En ce qui concerne les députés communistes, Simon Esptein avance l'analyse suivante : « Les communistes ayant dénoncé le pacte germano-soviétique sont là et ils votent en majorité pour Pétain. Quant aux autres, ceux qui sont restés fidèles à la nouvelle ligne du parti, ils soutiennent le pacte et sont en phase défaitiste révolutionnaire aiguë, ils sont hostiles à tout effort de résistance nationale […] ce n'est certainement pas sur eux, en juillet 1940, qu'on pouvait compter pour défendre une République dont ils dénonçaient, depuis l'automne 1939, le caractère impérialiste, belliciste et bourgeois »[15].
Selon l'historien Gilles Candar, 73 des 80 parlementaires ayant voté contre étaient des élus de gauche[16]. Concernant l'origine des opposants, Simon Epstein cite Daniel Mayer : « Les socialistes représentaient un pourcentage relativement important du total des opposants dira Daniel Mayer, mais il précisera aussitôt, dans la même phrase, qu'il s'agissait d'un pourcentage infime en face de la composition du parti socialiste »[14], ainsi que Vincent Auriol : « Les 80 opposants appartiennent à toutes les tendances politiques du Parlement et du pays. Tous les partis ont leurs renégats et leurs traîtres »[14].
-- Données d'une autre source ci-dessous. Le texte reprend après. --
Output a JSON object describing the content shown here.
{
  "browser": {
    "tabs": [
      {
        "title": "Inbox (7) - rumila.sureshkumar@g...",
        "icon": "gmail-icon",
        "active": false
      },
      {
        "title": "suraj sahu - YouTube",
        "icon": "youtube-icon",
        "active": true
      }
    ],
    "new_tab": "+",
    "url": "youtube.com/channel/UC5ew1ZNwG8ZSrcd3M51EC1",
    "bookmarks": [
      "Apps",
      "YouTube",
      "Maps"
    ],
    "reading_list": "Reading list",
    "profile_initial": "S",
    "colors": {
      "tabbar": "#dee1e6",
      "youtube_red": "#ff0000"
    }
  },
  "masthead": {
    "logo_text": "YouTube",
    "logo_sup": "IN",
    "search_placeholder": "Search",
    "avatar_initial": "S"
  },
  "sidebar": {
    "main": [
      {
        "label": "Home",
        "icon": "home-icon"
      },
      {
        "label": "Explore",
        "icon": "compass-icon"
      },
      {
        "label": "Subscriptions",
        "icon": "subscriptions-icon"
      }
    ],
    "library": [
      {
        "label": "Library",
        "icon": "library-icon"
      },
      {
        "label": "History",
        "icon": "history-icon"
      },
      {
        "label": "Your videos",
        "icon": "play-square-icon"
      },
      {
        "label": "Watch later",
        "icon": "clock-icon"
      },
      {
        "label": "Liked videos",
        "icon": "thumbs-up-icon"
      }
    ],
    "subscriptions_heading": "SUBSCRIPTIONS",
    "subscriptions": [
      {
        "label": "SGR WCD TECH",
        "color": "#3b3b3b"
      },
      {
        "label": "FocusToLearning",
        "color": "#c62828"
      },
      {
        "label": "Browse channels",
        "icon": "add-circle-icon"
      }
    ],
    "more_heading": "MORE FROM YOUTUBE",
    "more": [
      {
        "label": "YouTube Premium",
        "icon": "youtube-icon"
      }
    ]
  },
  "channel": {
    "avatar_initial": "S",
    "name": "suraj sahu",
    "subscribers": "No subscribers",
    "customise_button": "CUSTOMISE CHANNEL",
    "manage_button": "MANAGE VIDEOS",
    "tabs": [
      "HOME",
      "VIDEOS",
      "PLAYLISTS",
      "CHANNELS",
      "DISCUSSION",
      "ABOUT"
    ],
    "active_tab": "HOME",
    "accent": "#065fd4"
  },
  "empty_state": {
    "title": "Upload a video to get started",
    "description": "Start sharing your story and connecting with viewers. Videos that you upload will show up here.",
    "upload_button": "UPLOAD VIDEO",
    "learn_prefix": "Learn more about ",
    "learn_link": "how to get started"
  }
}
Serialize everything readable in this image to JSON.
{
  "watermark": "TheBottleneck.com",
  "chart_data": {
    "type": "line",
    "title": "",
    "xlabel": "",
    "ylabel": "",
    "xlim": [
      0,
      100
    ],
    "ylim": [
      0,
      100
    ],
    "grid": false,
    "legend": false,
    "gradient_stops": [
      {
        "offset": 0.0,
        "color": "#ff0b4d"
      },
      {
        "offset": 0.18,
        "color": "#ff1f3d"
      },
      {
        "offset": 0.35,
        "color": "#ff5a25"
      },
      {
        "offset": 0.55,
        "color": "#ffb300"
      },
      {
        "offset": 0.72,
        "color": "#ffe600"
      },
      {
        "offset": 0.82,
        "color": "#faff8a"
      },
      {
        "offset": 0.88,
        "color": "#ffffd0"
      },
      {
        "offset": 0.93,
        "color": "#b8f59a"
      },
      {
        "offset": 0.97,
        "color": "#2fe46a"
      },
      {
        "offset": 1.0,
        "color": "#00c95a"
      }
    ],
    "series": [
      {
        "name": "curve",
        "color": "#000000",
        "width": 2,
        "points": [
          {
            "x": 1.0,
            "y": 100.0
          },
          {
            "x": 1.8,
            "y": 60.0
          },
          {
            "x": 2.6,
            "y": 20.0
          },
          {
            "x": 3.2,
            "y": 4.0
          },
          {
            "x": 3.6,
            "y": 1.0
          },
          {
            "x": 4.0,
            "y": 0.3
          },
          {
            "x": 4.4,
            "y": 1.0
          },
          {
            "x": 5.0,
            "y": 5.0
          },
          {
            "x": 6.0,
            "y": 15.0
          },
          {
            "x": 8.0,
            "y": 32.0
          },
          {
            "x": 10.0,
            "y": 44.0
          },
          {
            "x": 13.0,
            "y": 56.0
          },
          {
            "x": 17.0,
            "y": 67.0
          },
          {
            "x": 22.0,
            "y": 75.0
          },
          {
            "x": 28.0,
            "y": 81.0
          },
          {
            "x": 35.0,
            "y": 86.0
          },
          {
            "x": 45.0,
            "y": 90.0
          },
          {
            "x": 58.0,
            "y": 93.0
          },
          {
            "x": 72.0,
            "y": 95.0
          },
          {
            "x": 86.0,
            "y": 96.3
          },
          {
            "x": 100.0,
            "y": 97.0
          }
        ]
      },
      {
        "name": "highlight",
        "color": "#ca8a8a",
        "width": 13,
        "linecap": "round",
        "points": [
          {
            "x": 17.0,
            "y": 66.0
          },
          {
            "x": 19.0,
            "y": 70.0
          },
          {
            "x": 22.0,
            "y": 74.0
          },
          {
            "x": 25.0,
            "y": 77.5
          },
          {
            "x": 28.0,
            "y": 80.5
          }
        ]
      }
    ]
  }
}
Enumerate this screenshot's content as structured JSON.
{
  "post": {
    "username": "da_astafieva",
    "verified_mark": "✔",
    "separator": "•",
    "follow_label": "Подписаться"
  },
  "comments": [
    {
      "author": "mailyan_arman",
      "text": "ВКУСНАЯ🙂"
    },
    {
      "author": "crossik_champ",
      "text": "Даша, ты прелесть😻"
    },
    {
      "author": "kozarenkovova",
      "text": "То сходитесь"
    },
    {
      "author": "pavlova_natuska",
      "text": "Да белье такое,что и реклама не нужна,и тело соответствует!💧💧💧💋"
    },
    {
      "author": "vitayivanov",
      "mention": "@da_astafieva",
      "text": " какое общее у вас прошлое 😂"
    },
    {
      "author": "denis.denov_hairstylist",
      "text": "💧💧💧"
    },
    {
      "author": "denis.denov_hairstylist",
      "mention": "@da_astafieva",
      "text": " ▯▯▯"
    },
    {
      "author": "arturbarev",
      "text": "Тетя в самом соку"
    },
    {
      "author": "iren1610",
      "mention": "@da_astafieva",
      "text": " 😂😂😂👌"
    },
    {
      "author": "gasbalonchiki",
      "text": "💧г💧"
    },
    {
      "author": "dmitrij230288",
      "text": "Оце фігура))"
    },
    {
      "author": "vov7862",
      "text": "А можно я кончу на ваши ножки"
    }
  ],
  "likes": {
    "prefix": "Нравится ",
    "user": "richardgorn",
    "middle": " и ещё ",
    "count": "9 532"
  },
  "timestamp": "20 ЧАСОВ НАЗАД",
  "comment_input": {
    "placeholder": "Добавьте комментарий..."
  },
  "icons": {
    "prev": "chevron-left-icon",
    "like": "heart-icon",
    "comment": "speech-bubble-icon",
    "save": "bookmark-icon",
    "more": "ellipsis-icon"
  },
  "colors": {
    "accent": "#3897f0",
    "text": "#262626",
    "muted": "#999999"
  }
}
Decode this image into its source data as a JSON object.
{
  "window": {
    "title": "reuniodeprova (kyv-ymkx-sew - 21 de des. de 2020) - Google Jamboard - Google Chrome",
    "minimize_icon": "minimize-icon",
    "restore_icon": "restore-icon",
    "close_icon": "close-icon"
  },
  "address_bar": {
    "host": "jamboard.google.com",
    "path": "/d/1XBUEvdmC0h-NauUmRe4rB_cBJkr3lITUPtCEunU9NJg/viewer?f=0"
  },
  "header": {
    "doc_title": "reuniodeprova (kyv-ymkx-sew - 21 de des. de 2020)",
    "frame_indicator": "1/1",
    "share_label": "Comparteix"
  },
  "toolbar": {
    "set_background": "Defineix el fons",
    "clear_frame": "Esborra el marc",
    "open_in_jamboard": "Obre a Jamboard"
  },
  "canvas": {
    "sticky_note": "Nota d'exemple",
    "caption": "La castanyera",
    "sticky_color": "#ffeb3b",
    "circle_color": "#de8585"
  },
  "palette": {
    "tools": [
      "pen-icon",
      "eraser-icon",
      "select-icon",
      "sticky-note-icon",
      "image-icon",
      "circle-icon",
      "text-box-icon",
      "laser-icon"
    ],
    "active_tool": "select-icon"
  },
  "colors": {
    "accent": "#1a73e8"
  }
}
Parmi ceux qui votèrent non, on trouve une sur-représentation de descendants de dynasties politiques pro-démocratie, c'est-à-dire de dynasties dont le fondateur soutenait déjà les idéaux démocratiques. Jean Lacroix, Pierre-Guillaume Méon et Kim Oosterlinck (2019) estiment que ces dynastes pro-démocratie ont eu une probabilité de 9,6 à 15,1 % plus élevée que les autres parlementaires de s'opposer au texte[17].
Parmi ceux qui votèrent non[18], Vincent Badie est célèbre pour s’être écrié après le vote « Vive la République quand même ! »[6]. Robert Aron attribue cette exclamation à Marcel Astier, sénateur de l'Ardèche[19].